To eliminate such drawbacks, in certain substrate processing operations, first, the wafer backside is brush scrubbed using a roller type cleaning assembly followed by conditioning of the wafer front side. In the roller type cleaning assembly, a rotating brush is brought into contract with the wafer backside as fluid is supplied onto the cleaning interface. One of such exemplary fluids is SC1 defined as a mixture of ammonium hydroxide and hydrogen peroxide. When performing the brush scrubbing, however, undesirably, the cleaning fluid SC1 can in some cases be sprayed onto the wafer front side.
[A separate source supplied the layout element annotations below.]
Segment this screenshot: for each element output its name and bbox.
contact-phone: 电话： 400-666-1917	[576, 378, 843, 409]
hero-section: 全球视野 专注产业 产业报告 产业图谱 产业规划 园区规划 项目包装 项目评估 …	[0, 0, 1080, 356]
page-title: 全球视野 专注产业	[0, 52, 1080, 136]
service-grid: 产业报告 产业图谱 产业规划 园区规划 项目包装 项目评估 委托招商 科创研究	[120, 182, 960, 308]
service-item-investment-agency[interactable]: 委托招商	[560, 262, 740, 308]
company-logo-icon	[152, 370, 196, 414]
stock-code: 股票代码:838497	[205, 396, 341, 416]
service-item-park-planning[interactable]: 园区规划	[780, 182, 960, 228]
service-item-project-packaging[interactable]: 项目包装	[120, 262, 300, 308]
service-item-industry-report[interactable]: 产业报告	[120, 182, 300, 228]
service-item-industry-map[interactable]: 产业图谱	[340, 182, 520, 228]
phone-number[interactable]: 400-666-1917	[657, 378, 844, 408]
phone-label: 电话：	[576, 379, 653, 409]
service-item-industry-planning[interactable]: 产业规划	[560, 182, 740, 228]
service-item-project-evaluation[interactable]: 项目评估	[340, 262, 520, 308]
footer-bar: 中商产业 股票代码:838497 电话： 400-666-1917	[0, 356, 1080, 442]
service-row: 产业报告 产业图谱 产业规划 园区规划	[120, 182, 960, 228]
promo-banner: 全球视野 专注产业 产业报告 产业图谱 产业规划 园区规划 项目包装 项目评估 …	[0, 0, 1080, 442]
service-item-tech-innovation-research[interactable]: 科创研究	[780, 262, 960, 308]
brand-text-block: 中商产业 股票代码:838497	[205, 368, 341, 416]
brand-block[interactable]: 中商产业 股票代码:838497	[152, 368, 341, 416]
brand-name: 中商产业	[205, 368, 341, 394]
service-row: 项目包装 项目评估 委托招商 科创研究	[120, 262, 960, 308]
At this point, the wafer front side is conditioned in a cleaning module using a conditioning fluid such as a solution of hydrofluoric acid (HF) and DIW, which is not compatible with the SC1 brush scrubbing fluid. As a consequence of wafer front side cross contamination and incompatibility of SC1 and the HF solution, the quality of the cleaning operation may be reduced.
Aside from contaminating the wafer front side, cleaning wafer front side and backside using diverse and incompatible chemistries necessitates implementing an associate fluid handling arrangement and waste treatment unit for each of the implemented chemistries. By way of example, separate drainages and exhausts should be used to eliminate each of the chemistries from the cleaning chamber. As a direct result, not only the footprint of the wafer processing system is unnecessarily increased but also the system chemical handling arrangements can become very complicated.
In view of the foregoing, there is a need for a system, apparatus, and method for preparing substrates capable of implementing simplified fluid handling arrangements through improving substrate throughput by minimizing cross contamination resulting from using incompatible chemistries.